Le soir même de son opération de la hanche, François (nom connu de la rédaction) se fait piquer pour la première fois dans la région abdominale pour prévenir la thrombose. Un traitement classique après ce genre d’interventions. En fait, les infirmiers injectent un anticoagulant qui, comme son nom l’indique, empêche le sang de se solidifier et de former des caillots.
Les piqûres vont se répéter chaque jour d’hospitalisation. Et comme notre lecteur a déjà subi une opération les nécessitant, il s’apprête à poursuivre le traitement lui-même dès son retour à domicile. Or, à son grand étonnement, la seringue est désormais remplacée par un simple comprimé à avaler, répondant au nom de Xarelto, produit par la firme Bayer. Pratique, mais pourquoi alors n’avoir pas immédiatement fait la substitution à l’hôpital, les injections n’était jamais très agréables?
De retour chez lui, il passe à la pharmacie pour acheter le médicament. Comme le traitement dure un peu plus de cinq semaines, il lui faut deux boîtes, l’une de 30 comprimés et l’autre de 10. Prix total: 157 fr. Soit davantage que pour les injections (voir plus bas).
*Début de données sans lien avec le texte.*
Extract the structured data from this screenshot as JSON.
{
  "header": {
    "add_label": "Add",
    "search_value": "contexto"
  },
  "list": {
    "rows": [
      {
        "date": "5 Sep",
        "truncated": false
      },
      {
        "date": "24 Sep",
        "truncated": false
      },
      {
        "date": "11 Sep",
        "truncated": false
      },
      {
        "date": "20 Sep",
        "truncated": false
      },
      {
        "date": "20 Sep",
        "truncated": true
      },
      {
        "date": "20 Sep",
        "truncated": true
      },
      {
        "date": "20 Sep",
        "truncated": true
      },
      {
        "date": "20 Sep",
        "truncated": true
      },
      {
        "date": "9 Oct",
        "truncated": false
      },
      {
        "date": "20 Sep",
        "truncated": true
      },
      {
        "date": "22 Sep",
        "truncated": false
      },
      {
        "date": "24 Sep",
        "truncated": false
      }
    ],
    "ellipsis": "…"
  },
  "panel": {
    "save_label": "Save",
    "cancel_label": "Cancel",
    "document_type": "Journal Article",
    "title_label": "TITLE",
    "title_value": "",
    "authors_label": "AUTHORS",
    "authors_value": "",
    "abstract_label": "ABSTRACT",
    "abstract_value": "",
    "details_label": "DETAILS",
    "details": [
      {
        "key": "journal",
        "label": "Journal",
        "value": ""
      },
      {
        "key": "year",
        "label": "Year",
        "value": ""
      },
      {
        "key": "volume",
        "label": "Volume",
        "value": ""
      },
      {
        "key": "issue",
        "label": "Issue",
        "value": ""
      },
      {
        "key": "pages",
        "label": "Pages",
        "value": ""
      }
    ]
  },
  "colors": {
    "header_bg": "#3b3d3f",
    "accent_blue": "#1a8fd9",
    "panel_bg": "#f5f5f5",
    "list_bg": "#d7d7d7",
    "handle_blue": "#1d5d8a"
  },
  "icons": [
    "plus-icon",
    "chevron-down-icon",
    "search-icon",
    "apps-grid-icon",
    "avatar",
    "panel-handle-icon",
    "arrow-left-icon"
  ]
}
Voilà une partie de la réponse, mais pas seulement. En fait, les anticoagulants oraux de nouvelle génération, comme le Xarelto, sont apparus vers 2010 et se sont rapidement substitués aux anciens produits, appelés antivitamines K (AVK). Il est vrai qu’ils ont un énorme atout pour eux: contrairement aux AVK, il n’est pas nécessaire de régulièrement évaluer la posologie en fonction des paramètres de la coagulation. Autrement dit: plus besoin de prise de sang intermédiaire et de laboratoire.
Poule aux œufs d'or
En revanche, leur coût est seize fois plus élevé que les AVK! Dès lors, les anticoagulants ont pesé 90 millions de francs en 2015 dans le budget de la santé suisse, soit cinq fois plus qu’en 2010. On peut d’ailleurs se demander ce qui justifie un tel prix pour un médicament qui est loin d’être rare, puisque, en Suisse, il se pose environ 34'000 prothèses de la hanche et du genou chaque année, sans parler des plâtres et de toutes les autres interventions exigeant des anticoagulants. Et rien qu’en France, selon un rapport de 2013 de la Caisse nationale d’assurance maladie des travailleurs salariés, 487'000 patients en ont pris après une intervention planifiée, sans tenir compte de ceux qui en consomment régulièrement dans le cadre de traitements à long terme. Pour la firme Bayer, le Xarelto est donc une véritable poule aux œufs d'or, puisqu’en 2014, il a représenté un chiffre d’affaire de 2 milliards de francs, soit presque 10% du total produit par ses médicaments.
Effets indésirables
Pourtant, les effets secondaires sont loin d’être négligeables notamment des saignements indésirables, comme avec les AVK il est vrai, mais sans «antidote» possible lorsqu’ils sont provoqués par le Xarelto. Et aussi, plus récemment, selon le Arznei-Telegramm, quelques cas du syndrome de Stevens-Johnson (maladie orpheline) et d'agranulocytose (disparition de certains globules blancs), ce qui n’est pas indiqué sur les notices accompagnant le médicament. Interpellée par le magazine alémanique saldo, la firme Bayer affirme qu’elle va le mentionner «dès que possible». Et l'organe de contrôle Swissmedic confirme sa confiance dans le médicament, tout en soulignant qu’il est important de suivre avec exactitude les posologies et les avertissements.